Header Critique : ISLAND, THE (L'ILE SANGLANTE)

Critique du film et du DVD Zone 1
THE ISLAND 1980

L'ILE SANGLANTE 

Assurant la garde de son fils Justin pour le week-end, le reporter Blair Meynard se rend à Miami pour les besoins d'un article d'investigation sur de mystérieuses disparitions de bateaux en mer des Caraïbes. L'occasion pour Blair de renouer contact avec un rejeton en manque de repères paternels. Son enquête les mène bientôt sur une petite île perdue proche des derniers signaux de secours lancés par les navires disparus. Là, ils font la connaissance du docteur Windsor, loueur d'embarcations de pêche à ses heures perdues. Et justement, ayant quelques heures à perdre, Blair et Justin décident d'aller titiller le barracuda...

Au cours de l'été 1975, le phénoménal succès rencontré par LES DENTS DE LA MER dans les salles obscures américaines voit surgir une nouvelle race de films, presque un genre à part entière : le blockbuster estival. Son jeune réalisateur, Steven Spielberg, devient légitimement la coqueluche d'Hollywood et Peter Benchley, l'homme derrière le roman à l'origine de ce hit cinématographique un auteur très courtisé par les majors hollywoodiennes. Deux ans plus tard, son roman suivant, LES GRANDS FONDS, devient un film réalisé par l'anglais Peter Yates sous les auspices de la Columbia. La critique se montre plutôt tiède à l'égard de ce distrayant cocktail d'action/suspense sous-marin mais le public répond présent. Si l'on est évidemment loin du triomphe planétaire des DENTS DE LA MER, le film trouve tout de même sa place parmi les plus gros succès du box-office américain de l'année 1977. Et Peter Benchley embraye sur un troisième roman, The Island, publié en 1979, dont l'Universal rafle rapidement les droits d'adaptation.
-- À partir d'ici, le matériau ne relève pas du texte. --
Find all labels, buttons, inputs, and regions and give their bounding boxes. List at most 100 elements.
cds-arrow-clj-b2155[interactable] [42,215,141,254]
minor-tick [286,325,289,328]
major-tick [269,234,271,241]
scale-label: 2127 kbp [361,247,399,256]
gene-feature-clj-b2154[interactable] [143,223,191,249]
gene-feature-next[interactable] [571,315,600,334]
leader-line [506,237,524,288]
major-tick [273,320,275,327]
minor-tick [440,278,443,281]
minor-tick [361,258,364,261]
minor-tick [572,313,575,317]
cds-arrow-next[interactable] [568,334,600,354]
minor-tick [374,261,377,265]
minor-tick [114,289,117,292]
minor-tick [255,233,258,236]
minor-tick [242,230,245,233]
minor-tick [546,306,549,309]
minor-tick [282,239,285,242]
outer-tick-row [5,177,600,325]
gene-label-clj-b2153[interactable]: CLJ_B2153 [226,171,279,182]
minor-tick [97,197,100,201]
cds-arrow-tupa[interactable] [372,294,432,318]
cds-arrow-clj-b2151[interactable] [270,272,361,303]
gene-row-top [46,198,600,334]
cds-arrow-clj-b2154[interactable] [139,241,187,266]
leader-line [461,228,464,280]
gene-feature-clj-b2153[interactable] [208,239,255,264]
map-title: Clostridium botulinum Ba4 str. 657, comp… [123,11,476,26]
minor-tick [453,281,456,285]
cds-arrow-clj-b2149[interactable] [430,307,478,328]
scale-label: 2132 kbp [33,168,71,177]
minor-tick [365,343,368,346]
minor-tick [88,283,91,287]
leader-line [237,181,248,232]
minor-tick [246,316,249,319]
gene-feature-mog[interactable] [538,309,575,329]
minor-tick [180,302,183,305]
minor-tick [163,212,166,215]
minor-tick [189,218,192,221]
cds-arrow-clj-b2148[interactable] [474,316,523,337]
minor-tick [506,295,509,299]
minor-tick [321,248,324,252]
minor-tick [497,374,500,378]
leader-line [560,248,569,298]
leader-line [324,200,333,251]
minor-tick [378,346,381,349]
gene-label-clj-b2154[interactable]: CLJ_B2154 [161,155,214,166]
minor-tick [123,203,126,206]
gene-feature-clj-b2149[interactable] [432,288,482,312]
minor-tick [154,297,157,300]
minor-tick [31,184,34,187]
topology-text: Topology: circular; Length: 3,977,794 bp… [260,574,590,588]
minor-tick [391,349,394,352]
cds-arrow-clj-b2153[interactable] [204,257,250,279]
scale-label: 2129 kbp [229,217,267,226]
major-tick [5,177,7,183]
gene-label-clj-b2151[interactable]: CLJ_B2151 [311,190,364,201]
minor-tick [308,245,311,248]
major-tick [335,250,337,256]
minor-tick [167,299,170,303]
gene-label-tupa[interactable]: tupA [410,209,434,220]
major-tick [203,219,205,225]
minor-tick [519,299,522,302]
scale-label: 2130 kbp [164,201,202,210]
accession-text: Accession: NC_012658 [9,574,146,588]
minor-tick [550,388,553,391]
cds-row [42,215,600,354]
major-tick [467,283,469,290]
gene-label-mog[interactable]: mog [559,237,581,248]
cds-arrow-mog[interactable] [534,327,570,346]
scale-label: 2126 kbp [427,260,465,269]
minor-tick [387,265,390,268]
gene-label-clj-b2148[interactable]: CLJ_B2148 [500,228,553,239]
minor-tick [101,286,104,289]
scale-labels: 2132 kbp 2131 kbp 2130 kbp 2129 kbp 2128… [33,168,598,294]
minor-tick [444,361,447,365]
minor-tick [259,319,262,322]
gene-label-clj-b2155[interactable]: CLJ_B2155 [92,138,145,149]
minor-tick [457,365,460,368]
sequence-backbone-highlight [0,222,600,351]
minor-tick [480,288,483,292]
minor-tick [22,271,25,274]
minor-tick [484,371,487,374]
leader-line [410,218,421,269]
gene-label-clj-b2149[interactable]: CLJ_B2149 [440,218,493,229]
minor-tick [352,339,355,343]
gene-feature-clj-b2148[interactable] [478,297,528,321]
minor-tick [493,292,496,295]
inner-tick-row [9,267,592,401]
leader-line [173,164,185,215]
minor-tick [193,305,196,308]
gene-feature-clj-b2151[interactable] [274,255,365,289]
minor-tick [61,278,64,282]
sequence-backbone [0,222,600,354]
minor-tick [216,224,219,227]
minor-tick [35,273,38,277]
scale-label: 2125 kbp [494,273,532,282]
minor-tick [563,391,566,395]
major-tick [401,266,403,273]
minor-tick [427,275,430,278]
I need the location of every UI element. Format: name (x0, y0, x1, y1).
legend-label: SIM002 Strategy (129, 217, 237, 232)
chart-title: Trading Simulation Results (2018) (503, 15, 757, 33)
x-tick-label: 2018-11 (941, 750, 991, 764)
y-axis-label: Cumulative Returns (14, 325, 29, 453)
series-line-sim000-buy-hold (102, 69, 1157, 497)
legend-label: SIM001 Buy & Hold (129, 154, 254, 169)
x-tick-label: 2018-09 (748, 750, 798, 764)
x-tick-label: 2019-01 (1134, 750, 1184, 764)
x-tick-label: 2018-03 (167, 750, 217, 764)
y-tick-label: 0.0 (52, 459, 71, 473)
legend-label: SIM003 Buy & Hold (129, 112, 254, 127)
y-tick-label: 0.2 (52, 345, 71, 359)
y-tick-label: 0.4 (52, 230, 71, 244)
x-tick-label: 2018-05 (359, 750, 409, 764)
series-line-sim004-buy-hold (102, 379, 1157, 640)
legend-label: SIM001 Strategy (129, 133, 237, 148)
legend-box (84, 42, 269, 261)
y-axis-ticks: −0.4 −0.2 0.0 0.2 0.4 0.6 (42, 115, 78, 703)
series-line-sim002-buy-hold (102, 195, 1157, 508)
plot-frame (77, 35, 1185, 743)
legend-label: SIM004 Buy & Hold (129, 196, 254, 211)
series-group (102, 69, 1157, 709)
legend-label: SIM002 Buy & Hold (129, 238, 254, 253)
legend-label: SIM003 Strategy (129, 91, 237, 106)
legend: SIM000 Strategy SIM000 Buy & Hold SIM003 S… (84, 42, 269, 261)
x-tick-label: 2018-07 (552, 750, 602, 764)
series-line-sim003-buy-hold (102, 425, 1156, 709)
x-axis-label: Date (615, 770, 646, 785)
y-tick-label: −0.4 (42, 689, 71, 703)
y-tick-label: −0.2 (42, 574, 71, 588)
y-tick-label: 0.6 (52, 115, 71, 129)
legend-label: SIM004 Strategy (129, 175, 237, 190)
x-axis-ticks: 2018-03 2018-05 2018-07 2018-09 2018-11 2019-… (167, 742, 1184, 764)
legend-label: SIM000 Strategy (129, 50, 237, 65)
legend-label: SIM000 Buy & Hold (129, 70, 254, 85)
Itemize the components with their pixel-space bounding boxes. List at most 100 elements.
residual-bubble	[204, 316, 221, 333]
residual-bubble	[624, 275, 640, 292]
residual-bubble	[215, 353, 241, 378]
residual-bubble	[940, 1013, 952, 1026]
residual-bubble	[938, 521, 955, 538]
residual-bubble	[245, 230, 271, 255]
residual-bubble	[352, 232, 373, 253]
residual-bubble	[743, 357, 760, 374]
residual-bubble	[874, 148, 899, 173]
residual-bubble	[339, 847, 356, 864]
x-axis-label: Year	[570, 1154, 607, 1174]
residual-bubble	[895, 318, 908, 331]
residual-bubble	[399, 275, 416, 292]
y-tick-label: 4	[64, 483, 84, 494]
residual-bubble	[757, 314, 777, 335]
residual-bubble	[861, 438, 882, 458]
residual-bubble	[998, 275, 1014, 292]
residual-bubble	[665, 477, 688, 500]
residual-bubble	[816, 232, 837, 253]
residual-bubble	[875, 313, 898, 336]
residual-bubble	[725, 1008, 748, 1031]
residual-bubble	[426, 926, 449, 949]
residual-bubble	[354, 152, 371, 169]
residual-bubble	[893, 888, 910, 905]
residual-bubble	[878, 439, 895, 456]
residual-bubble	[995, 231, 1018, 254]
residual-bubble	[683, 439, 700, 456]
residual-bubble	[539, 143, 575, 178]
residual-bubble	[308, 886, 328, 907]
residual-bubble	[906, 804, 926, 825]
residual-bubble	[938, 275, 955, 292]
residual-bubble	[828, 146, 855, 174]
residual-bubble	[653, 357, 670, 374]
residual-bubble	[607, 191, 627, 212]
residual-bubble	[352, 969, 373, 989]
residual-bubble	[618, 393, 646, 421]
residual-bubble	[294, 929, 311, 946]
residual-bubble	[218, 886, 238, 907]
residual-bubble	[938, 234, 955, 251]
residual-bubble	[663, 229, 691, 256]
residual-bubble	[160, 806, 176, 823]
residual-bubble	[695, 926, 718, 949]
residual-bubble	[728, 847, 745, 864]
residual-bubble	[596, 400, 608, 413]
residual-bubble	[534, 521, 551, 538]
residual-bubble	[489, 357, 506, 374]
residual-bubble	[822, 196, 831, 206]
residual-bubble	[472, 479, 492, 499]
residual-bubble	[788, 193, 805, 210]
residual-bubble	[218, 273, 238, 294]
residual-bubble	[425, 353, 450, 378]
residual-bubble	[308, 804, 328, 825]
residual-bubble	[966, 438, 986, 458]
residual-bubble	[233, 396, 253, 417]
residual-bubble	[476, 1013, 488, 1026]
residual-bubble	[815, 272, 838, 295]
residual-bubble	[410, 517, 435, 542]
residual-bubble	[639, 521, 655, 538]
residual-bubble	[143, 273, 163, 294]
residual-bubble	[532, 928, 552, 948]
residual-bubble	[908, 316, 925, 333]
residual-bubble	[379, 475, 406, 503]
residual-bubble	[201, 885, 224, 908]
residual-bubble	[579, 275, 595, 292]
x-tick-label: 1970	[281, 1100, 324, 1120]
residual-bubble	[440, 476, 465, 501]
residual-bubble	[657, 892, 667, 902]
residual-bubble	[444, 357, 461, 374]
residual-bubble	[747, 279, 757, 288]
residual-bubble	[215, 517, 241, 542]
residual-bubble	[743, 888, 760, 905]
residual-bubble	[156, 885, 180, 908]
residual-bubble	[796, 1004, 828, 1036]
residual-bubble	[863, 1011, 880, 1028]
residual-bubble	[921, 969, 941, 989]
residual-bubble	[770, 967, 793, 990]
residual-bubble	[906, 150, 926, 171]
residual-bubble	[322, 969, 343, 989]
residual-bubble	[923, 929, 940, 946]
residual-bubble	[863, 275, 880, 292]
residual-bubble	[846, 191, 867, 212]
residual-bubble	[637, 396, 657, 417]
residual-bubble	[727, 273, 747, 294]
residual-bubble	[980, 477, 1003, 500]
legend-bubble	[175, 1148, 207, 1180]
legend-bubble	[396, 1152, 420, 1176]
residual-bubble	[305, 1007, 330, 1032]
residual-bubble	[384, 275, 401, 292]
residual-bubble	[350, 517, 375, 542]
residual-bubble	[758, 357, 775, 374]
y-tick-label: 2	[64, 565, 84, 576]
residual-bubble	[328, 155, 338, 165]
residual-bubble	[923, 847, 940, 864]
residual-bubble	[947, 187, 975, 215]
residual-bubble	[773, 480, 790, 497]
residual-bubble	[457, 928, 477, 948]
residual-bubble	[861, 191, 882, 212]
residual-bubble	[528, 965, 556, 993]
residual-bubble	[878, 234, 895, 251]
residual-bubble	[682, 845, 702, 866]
Ayant à l'époque déclinée l'opportunité de faire LES GRANDS FONDS, trop coûteux à leurs yeux, Richard Zanuck et David Brown, les deux producteurs des DENTS DE LA MER, replongent cette fois aux côtés de Peter Benchley pour ce qui s'annonce sur le papier comme une nouvelle grande aventure cinématographique en haute mer, récit de piraterie moderne flirtant avec l'épouvante, sur fond de mystère du triangle des Bermudes. Toutefois, contrairement au DENTS DE LA MER et aux GRANDS FONDS, le romancier-scénariste se charge ici seul de rédiger l'adaptation son ouvrage. Quant au duo Zanuck/Brown, il délègue à Michael Ritchie la tâche de porter le tout à l'écran afin d'en faire l'un des hits cinématographiques de l'été 1980.

Formé à la télévision dans les années 60, tout comme Steven Spielberg, et affilié un temps au mouvement du Nouvel Hollywood, Michael Ritchie reste encore aujourd'hui pour beaucoup l'homme de trois films signés entre 1969 et 1975, LA DESCENTE INFERNALE, VOTEZ MCKAY et SMILE. Trois tragi-comédies sociales s'interrogeant, souvent avec beaucoup de cynisme, sur les notions de réussite et d'esprit de compétition propres à la pensée américaine. Largement moins commenté par la critique, le reste de son œuvre sur la décennie 70 n'en demeure pas moins porteur de titres tout aussi dignes d'intérêt comme son AN ALMOST PERFECT AFFAIR, sorte de quatrième volet au triptyque susnommé dans lequel éclate le goût du cinéaste pour les traitements narratifs de type cinéma-vérité ou PRIME CUT, film policier semblable à aucun autre, mariant audacieusement humour noir, pastiche, grotesque et satire sociale.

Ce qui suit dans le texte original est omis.